Ken Paxton, o Procurador-Geral do Texas, nos Estados Unidos, processou a Netflix nesta semana, acusando a empresa de espionar os consumidores e coletar dados dos clientes sem consentimento. Além disso, Paxton também acusou a empresa de ter a plataforma projetada para viciar os assinantes.
De acordo com o procurador, a Netflix busca deixar crianças e outros consumidores “colados” na tela enquanto coleta dados de seu público para vender, gerando tripla fonte de renda por consumidor: as assinaturas, publicidades imbutidas no streaming e venda de dados.
O que a acusação diz exatamente?
Paxton reforça que a empresa constantemente alega não coletar dados, no entanto, o procurador diz que essa afirmação é falsa. De acordo com o procurador, a Netflix rastreia e coleta informações dos consumidores como hábitos e preferências baseadas no histórico de visualização para corretores de dados comerciais e empresas publicitárias para publicidade direcionada.
Para embasar o processo, Paxton citou uma fala de Reed Hastings, ex-CEO da Netflix, que em 2020 alegou que a empresa não “coletava nada”, para distinguir a Netflix de outras empresas reconhecidas por coletar e vender dados, como Google e Amazon.
Além disso, o procurador acusa a Netflix de utilizar o que ele chama de “padrões obscuros” com o objetivo de manter os espectadores assistindo e possivelmente viciá-los.

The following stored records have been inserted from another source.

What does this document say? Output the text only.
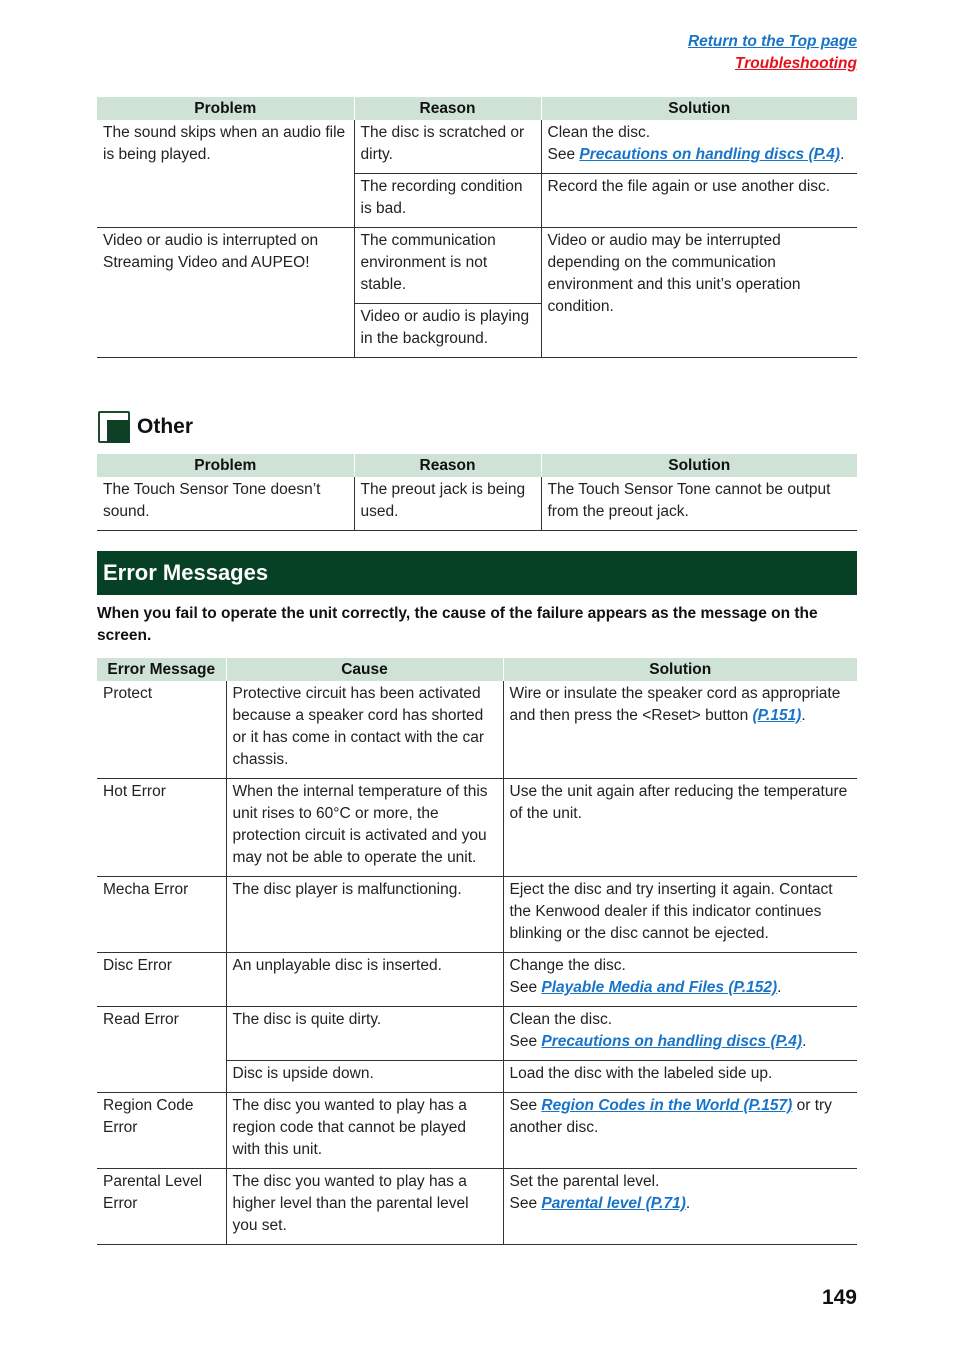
Return to the Top page
Troubleshooting
Problem	Reason	Solution
The sound skips when an audio file is being played.	The disc is scratched or dirty.	Clean the disc.
See Precautions on handling discs (P.4).
	The recording condition is bad.	Record the file again or use another disc.
Video or audio is interrupted on Streaming Video and AUPEO!	The communication environment is not stable.	Video or audio may be interrupted depending on the communication environment and this unit’s operation condition.
	Video or audio is playing in the background.	
Other
Problem	Reason	Solution
The Touch Sensor Tone doesn’t sound.	The preout jack is being used.	The Touch Sensor Tone cannot be output from the preout jack.
Error Messages
When you fail to operate the unit correctly, the cause of the failure appears as the message on the screen.
Error Message	Cause	Solution
Protect	Protective circuit has been activated because a speaker cord has shorted or it has come in contact with the car chassis.	Wire or insulate the speaker cord as appropriate and then press the <Reset> button (P.151).
Hot Error	When the internal temperature of this unit rises to 60°C or more, the protection circuit is activated and you may not be able to operate the unit.	Use the unit again after reducing the temperature of the unit.
Mecha Error	The disc player is malfunctioning.	Eject the disc and try inserting it again. Contact the Kenwood dealer if this indicator continues blinking or the disc cannot be ejected.
Disc Error	An unplayable disc is inserted.	Change the disc.
See Playable Media and Files (P.152).
Read Error	The disc is quite dirty.	Clean the disc.
See Precautions on handling discs (P.4).
	Disc is upside down.	Load the disc with the labeled side up.
Region Code Error	The disc you wanted to play has a region code that cannot be played with this unit.	See Region Codes in the World (P.157) or try another disc.
Parental Level Error	The disc you wanted to play has a higher level than the parental level you set.	Set the parental level.
See Parental level (P.71).
149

Um dos exemplos citados por Paxton foi a ferramenta de reprodução automática, que inicia um programa assim que o outro termina, podendo manter o consumidor em um “loop”.
Que leis a empresa infringe?
Paxton reforça que a empresa estaria violando leis específicas do estado do Texas, no caso, a Lei de Práticas Comerciais Enganosas, que protege os consumidores contra práticas comerciais desleais, enganosas ou abusivas. Na prática, essa legislação pune empresas que induzem o público ao erro sobre as características, qualidade ou privacidade de seus produtos e serviços.
Com base nessa lei, o procurador pede que a Netflix apague os dados supostamente obtidos ilegalmente, não utilize publicidade direcionada sem o consentimento dos clientes e que também pague multas de até R$ 49 mil por violação.
A Netflix não emitiu um pronunciamento oficial sobre o assunto até o fechamento desta matéria.